One need only look at the people’s resistance to this administration and its program to see the opposite. People are still able to take to the streets, the Bill of Rights still stands, even while my organization and others bring legal action to defend people’s rights. There is a huge movement of people in the United States who are building an effective and potent opposition, not just to the particularities of the Bush administration, but in a fight for real social change and for justice.
In the past three years, a time of war and chauvinistic fervor pumped from every newspaper and television, millions of people of conscience in the United States are going against all the best-funded indoctrination and propaganda, and have joined together in collective action. This movement has taken the historic step of linking its fight with the global movement for justice and self-determination.
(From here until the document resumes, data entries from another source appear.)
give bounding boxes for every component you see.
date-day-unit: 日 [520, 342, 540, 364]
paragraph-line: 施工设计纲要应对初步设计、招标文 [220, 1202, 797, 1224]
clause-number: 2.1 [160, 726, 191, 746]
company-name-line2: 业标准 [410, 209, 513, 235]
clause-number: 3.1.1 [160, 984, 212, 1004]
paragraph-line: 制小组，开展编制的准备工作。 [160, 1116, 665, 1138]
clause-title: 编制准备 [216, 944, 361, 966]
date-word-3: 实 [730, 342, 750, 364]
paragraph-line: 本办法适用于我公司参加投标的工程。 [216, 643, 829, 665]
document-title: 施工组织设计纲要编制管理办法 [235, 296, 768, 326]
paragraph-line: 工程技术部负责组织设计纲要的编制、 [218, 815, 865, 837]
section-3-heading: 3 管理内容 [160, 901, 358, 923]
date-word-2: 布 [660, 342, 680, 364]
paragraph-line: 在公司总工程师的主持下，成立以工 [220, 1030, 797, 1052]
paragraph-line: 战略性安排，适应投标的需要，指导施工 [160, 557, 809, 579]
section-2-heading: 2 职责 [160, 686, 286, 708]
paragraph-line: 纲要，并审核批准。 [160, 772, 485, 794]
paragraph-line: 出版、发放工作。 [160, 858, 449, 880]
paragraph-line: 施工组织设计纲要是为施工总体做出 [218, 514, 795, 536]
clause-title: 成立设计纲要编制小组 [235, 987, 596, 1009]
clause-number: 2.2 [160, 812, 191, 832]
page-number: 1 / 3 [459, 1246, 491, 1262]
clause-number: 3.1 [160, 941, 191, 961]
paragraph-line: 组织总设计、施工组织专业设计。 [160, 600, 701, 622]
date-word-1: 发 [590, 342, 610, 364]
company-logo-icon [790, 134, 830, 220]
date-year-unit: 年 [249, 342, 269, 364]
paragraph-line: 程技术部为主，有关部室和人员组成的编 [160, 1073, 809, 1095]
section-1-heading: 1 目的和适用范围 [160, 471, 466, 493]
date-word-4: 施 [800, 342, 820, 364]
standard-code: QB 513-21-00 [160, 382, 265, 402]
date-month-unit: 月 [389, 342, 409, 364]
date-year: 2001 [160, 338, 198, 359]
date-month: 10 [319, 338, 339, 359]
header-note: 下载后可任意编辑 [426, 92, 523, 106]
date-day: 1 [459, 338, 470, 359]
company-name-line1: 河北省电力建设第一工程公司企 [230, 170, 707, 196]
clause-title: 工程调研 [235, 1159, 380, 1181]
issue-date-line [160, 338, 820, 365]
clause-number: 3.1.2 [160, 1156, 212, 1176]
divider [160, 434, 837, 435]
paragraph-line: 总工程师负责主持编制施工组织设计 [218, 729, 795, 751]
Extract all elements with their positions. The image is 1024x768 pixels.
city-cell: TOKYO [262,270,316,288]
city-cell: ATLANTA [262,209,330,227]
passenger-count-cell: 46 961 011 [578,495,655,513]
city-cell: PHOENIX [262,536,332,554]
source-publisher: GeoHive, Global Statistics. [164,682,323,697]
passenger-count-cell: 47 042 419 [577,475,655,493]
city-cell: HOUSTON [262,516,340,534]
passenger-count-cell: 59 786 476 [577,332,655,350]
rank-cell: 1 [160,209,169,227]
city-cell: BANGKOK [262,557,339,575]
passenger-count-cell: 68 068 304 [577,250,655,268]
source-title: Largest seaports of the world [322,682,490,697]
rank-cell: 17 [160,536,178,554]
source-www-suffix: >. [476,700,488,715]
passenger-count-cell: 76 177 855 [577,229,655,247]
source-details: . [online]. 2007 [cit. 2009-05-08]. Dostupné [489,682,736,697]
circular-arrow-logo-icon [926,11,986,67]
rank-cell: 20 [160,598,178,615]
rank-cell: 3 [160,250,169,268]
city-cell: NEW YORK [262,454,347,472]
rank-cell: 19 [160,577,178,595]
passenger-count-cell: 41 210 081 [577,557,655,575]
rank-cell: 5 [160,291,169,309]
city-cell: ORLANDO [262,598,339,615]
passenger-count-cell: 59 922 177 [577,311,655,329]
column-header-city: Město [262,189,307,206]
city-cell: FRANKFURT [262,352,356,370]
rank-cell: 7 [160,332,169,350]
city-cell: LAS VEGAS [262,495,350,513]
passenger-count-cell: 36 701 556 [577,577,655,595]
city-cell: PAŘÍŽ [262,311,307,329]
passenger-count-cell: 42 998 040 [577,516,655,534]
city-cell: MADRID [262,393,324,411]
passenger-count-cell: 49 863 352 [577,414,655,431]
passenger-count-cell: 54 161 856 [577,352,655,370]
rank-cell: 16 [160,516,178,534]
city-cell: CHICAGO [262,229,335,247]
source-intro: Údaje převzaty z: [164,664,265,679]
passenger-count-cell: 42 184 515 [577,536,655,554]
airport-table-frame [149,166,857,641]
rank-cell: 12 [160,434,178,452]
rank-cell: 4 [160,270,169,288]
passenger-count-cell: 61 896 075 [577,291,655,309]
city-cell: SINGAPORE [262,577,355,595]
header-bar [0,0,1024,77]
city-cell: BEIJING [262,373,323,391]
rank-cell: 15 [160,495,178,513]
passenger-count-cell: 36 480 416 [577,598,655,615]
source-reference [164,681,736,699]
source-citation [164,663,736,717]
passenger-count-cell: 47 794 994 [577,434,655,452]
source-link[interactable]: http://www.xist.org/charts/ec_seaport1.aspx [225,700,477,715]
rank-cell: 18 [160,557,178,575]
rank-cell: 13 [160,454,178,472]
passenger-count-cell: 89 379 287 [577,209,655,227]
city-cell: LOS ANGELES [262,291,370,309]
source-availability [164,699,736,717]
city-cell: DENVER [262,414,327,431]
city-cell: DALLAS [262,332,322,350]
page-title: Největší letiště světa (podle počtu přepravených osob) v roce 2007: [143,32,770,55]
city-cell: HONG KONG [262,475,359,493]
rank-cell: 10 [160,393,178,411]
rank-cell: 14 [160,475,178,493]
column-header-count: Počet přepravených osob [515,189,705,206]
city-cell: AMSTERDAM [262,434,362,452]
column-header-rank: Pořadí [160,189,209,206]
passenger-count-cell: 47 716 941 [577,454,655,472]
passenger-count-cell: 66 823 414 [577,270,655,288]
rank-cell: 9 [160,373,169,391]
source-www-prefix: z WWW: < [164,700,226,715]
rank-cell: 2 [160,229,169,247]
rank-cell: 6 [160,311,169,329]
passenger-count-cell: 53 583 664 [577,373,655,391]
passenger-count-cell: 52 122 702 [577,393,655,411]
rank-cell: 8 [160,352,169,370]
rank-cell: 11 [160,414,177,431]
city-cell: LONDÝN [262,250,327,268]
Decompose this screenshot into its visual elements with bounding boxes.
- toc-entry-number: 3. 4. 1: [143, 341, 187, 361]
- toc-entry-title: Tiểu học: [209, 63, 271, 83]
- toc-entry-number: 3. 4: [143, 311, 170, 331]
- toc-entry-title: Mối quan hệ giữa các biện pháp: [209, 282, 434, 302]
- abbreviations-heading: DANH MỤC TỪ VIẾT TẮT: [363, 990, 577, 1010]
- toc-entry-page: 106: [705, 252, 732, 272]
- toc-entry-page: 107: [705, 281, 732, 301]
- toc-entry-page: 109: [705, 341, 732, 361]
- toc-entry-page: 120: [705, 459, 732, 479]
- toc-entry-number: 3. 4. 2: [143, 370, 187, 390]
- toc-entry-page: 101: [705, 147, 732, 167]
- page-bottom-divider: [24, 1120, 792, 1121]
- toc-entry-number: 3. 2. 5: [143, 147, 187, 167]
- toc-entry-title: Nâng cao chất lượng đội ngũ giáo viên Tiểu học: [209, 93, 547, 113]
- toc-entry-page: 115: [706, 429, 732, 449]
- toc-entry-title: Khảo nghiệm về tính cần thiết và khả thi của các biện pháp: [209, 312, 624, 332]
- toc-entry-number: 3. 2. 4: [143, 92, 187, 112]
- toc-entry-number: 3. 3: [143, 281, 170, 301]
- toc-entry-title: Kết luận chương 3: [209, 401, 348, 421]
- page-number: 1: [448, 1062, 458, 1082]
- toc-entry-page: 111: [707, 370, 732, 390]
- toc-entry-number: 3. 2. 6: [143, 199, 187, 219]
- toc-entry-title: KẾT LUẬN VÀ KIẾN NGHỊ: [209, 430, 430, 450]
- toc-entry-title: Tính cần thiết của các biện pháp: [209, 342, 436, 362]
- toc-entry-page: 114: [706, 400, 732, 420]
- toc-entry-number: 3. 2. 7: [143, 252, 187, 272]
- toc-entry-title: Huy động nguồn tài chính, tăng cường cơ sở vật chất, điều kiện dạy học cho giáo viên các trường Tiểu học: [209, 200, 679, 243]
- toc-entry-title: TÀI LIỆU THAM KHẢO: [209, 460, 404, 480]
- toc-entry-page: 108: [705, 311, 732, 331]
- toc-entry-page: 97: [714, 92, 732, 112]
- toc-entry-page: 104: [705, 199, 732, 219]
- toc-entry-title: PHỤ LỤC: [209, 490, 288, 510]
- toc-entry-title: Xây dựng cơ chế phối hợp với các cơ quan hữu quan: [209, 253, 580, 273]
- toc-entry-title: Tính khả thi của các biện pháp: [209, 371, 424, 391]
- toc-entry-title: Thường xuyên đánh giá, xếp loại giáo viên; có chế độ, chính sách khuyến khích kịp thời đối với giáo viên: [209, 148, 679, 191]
While there has been a significant level of “mourning” among some progressive sectors after the defeat of John Kerry, there is in that a great failure to see what the current and historical reality of progressive social change is. Few progressives believed that John Kerry represented their interests. Most felt that voting for Kerry was a repudiation of the dangerous Bush agenda, even while Kerry generally supported most of Bush’s agenda with a promise to manage it better. The greatest strides for human rights and justice in the U.S. have been taken not by the politicians, but by concerted efforts of people-in the labor movement of the 1930s, for women’s suffrage and later equal social and economic rights, in the civil rights movement, in the movement to end the war in Vietnam. It is this form of grassroots democracy that can change the political climate and force the most important social and political changes in the United States, and the people of the U.S. retain this immense power.
Recently, hundreds of thousands of people took to the streets in New York City during the meeting of the Republican National Convention in August. The city government refused to grant permits to use the Great Lawn of Central Park, a traditional venue for mass assembly protests. You filed a lawsuit seeking a preliminary injunction against the permit denial for the National Council of Arab Americans (NCA) and the ANSWER Coalition. What was the basis of the lawsuit? Is the litigation continuing?
There’s litigation on behalf of the National Council of Arab Americans and the ANSWER Coalition fighting the effort of New York City Mayor Bloomberg and the wealthy and corporate backers to privatize Central Park, including the Great Lawn, and make it off-limits to mass political assembly, while at the same time allowing corporate-sponsored politically approved events. We brought this litigation originally at the RNC and because of the historic significance of this tactic-removing a public forum from political free speech use, which will have national ramifications-the organizations determined that they wanted to fight this out on behalf of all New Yorkers and really everyone who demands that our parks, sidewalks and streets remain open to political dissent.